The effects of socioeconomic deprivation on the spatial distribution of new VIH diagnoses in Catalonia (Spain): some geographical challenges and limitations using Ring maps

Authors: Nuria Font-Casaseca*, Universitat de Barcelona, Facultat Geografia i Historia
Topics: Geography and Urban Health, Cartography, Spatial Analysis & Modeling
Keywords: ring maps, activity space, VIH, inequalities
Session Type: Paper
Day: 4/3/2019
Start / End Time: 2:35 PM / 4:15 PM
Room: Marshall South, Marriott, Mezzanine Level
Presentation File: No File Uploaded


Using data from the HIV Surveillance Registry of Catalonia (Spain) between 2012 and 2016, we have constructed multivariate ring maps to visualize the rate of new HIV diagnoses and their geographical distribution according to transmission pathways, gender, nationality and a deprivation index.

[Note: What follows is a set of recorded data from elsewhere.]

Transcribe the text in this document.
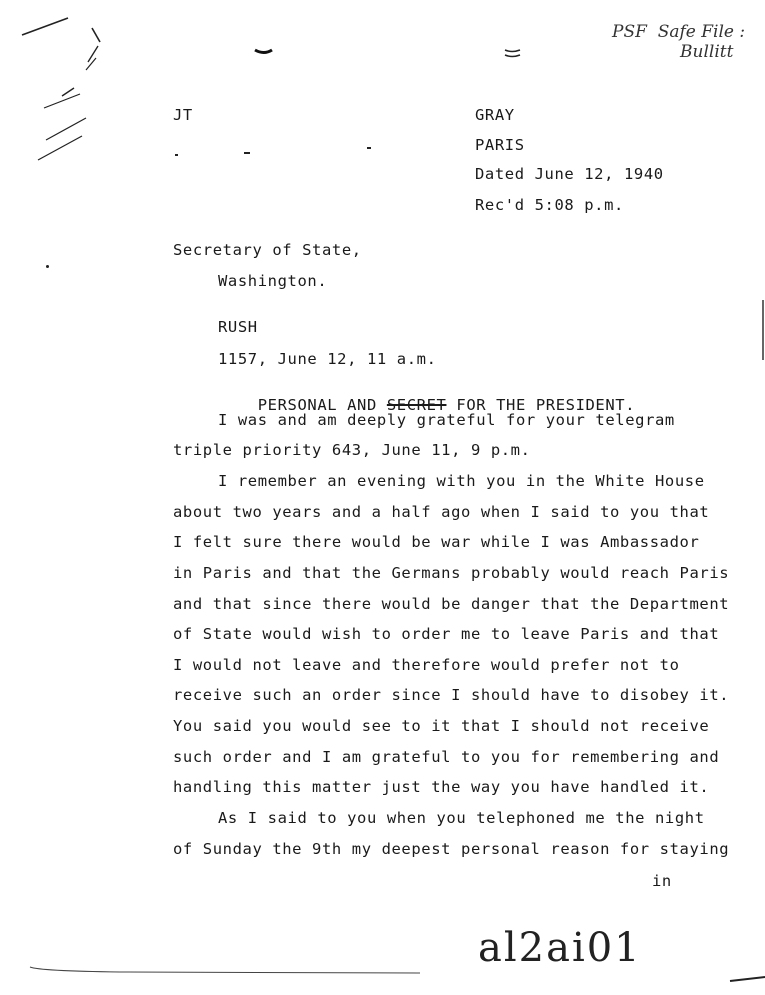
PSF  Safe File :
Bullitt
JT	GRAY
PARIS
Dated June 12, 1940
Rec'd 5:08 p.m.
Secretary of State,
Washington.
RUSH
1157, June 12, 11 a.m.

PERSONAL AND SECRET FOR THE PRESIDENT.

I was and am deeply grateful for your telegram
triple priority 643, June 11, 9 p.m.
I remember an evening with you in the White House
about two years and a half ago when I said to you that
I felt sure there would be war while I was Ambassador
in Paris and that the Germans probably would reach Paris
and that since there would be danger that the Department
of State would wish to order me to leave Paris and that
I would not leave and therefore would prefer not to
receive such an order since I should have to disobey it.
You said you would see to it that I should not receive
such order and I am grateful to you for remembering and
handling this matter just the way you have handled it.
As I said to you when you telephoned me the night
of Sunday the 9th my deepest personal reason for staying
in
al2ai01
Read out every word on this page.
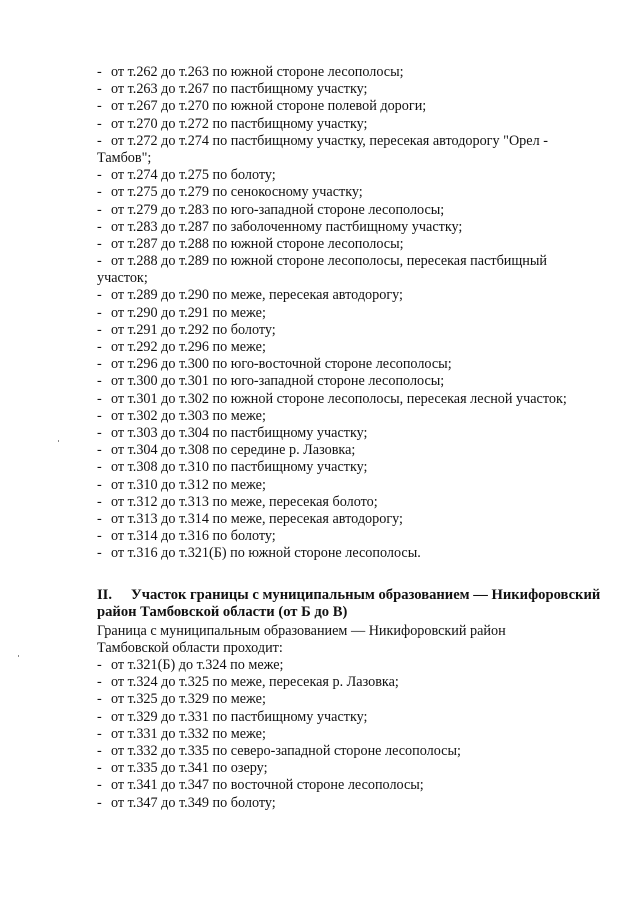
- от т.262 до т.263 по южной стороне лесополосы;
- от т.263 до т.267 по пастбищному участку;
- от т.267 до т.270 по южной стороне полевой дороги;
- от т.270 до т.272 по пастбищному участку;
- от т.272 до т.274 по пастбищному участку, пересекая автодорогу "Орел -
Тамбов";
- от т.274 до т.275 по болоту;
- от т.275 до т.279 по сенокосному участку;
- от т.279 до т.283 по юго-западной стороне лесополосы;
- от т.283 до т.287 по заболоченному пастбищному участку;
- от т.287 до т.288 по южной стороне лесополосы;
- от т.288 до т.289 по южной стороне лесополосы, пересекая пастбищный
участок;
- от т.289 до т.290 по меже, пересекая автодорогу;
- от т.290 до т.291 по меже;
- от т.291 до т.292 по болоту;
- от т.292 до т.296 по меже;
- от т.296 до т.300 по юго-восточной стороне лесополосы;
- от т.300 до т.301 по юго-западной стороне лесополосы;
- от т.301 до т.302 по южной стороне лесополосы, пересекая лесной участок;
- от т.302 до т.303 по меже;
- от т.303 до т.304 по пастбищному участку;
- от т.304 до т.308 по середине р. Лазовка;
- от т.308 до т.310 по пастбищному участку;
- от т.310 до т.312 по меже;
- от т.312 до т.313 по меже, пересекая болото;
- от т.313 до т.314 по меже, пересекая автодорогу;
- от т.314 до т.316 по болоту;
- от т.316 до т.321(Б) по южной стороне лесополосы.
II. Участок границы с муниципальным образованием — Никифоровский
район Тамбовской области (от Б до В)
Граница с муниципальным образованием — Никифоровский район
Тамбовской области проходит:
- от т.321(Б) до т.324 по меже;
- от т.324 до т.325 по меже, пересекая р. Лазовка;
- от т.325 до т.329 по меже;
- от т.329 до т.331 по пастбищному участку;
- от т.331 до т.332 по меже;
- от т.332 до т.335 по северо-западной стороне лесополосы;
- от т.335 до т.341 по озеру;
- от т.341 до т.347 по восточной стороне лесополосы;
- от т.347 до т.349 по болоту;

The objective has been to identify geographic patterns of new HIV diagnoses in the region and to describe the effect of the socioeconomic context on their distribution through ring maps, a technique to visualize and interpret complex spatial and temporal information in a single representation. This spatial visualization method can be used in program planning and decision-making process, as well as to implement specific policies and interventions to reduce the incidence of HIV where higher rates are observed. However, even if the maps revealed a substantial spatial association in HIV diagnosis rate, mostly in urban areas, no significant association has been observed between new HIV diagnosis and areas with high socio-economic deprivation values. The highest incidence of new HIV diagnosis are between men who have sex with men, especially those from high-income countries. The discrepancy between place of residence and place of exposure to risk poses a challenge to these cartographic representations of new HIV diagnoses in relation with the socioeconomic data used. A mix of quantitative and qualitative data together with a relational approach to the concept of place and activity space can be used to capture and represent more appropriately the spatial distribution of HIV risk environments.